Was this my childhood? Or worse? Still rummaging around, I brought to light (wrapped in blue sugar paper and held by rubber bands) various volumes of the Illustrated Journal of Voyages and Adventures on Land and at Sea. It had come in weekly installments,
and my grandfather’s collection included issues from the first decades of the century, as well as a few copies of the original French edition, Journal des V
oyages.
Many of the cover images depicted ferocious Prussians shooting valiant Zouaves, but for the most part they had to do with exploits of ruthless cruelty in foreign lands: impaled Chinese coolies, scantily-clad virgins kneeling before a gloomy Council of Ten, rows of decapitated heads atop sharpened poles in front of the buttresses of some mosque, children slaughtered by scimitar-wielding Tuareg raiders, the bodies of slaves torn apart by huge tigers-as if the Nuovissimo Melzi’s table of tortures had inspired these perverse illustrators, arousing an unnatural imitative frenzy. It was an overview of Evil in all its guises.
Faced with such abundance and stiff from sitting in the attic, and because the heat had become unbearable, I brought the stack of issues downstairs into the big room with the apples, and my first thought was that the apples lined up on the big table must all be moldy. Then I realized that the smell of mold came from the pages in my hands. But how could they smell musty after fifty years in the dry atmosphere of the attic?

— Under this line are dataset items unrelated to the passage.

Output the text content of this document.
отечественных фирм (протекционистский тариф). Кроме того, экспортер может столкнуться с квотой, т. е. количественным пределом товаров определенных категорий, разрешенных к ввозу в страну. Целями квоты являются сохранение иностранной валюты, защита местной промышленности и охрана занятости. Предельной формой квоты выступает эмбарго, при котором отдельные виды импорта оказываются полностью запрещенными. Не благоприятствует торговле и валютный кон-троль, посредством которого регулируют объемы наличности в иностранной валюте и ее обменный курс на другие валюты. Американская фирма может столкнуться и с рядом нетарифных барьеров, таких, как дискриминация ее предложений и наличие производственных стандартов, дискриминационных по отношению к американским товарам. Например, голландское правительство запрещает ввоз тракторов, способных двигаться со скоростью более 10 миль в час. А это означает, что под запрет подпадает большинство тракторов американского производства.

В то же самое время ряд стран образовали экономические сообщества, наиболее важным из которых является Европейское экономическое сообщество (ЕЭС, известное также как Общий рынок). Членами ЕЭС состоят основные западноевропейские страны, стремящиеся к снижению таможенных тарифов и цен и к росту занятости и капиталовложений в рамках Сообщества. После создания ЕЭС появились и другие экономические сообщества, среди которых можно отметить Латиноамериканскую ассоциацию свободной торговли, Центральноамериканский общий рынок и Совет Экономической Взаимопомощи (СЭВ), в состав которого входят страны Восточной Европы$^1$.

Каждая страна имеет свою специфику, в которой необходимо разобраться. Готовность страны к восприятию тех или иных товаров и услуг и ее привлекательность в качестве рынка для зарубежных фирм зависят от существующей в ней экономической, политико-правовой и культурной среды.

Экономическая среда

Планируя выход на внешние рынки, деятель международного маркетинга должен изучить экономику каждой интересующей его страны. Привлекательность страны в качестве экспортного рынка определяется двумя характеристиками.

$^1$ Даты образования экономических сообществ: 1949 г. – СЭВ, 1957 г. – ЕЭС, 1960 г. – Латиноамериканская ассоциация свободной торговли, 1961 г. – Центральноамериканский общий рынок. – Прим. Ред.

Perhaps in the cold, rainy months moisture came in through the roof and the attic was not quite so dry, or perhaps those issues, prior to being stored there, had spent decades in some cellar, where water trickled down the walls, before my grandfather discovered them (he too must have courted widows) in a state so rotten that they had never lost their odor, even in this heat that had shriveled them. But as I was reading about atrocious events and ruthless vendettas, the scent of mold conjured up not cruel feelings but rather thoughts of the Wise Men and Baby Jesus. Why? When did I ever have anything to do with the Wise Men, and what had they to do with massacres in the Sargasso Sea?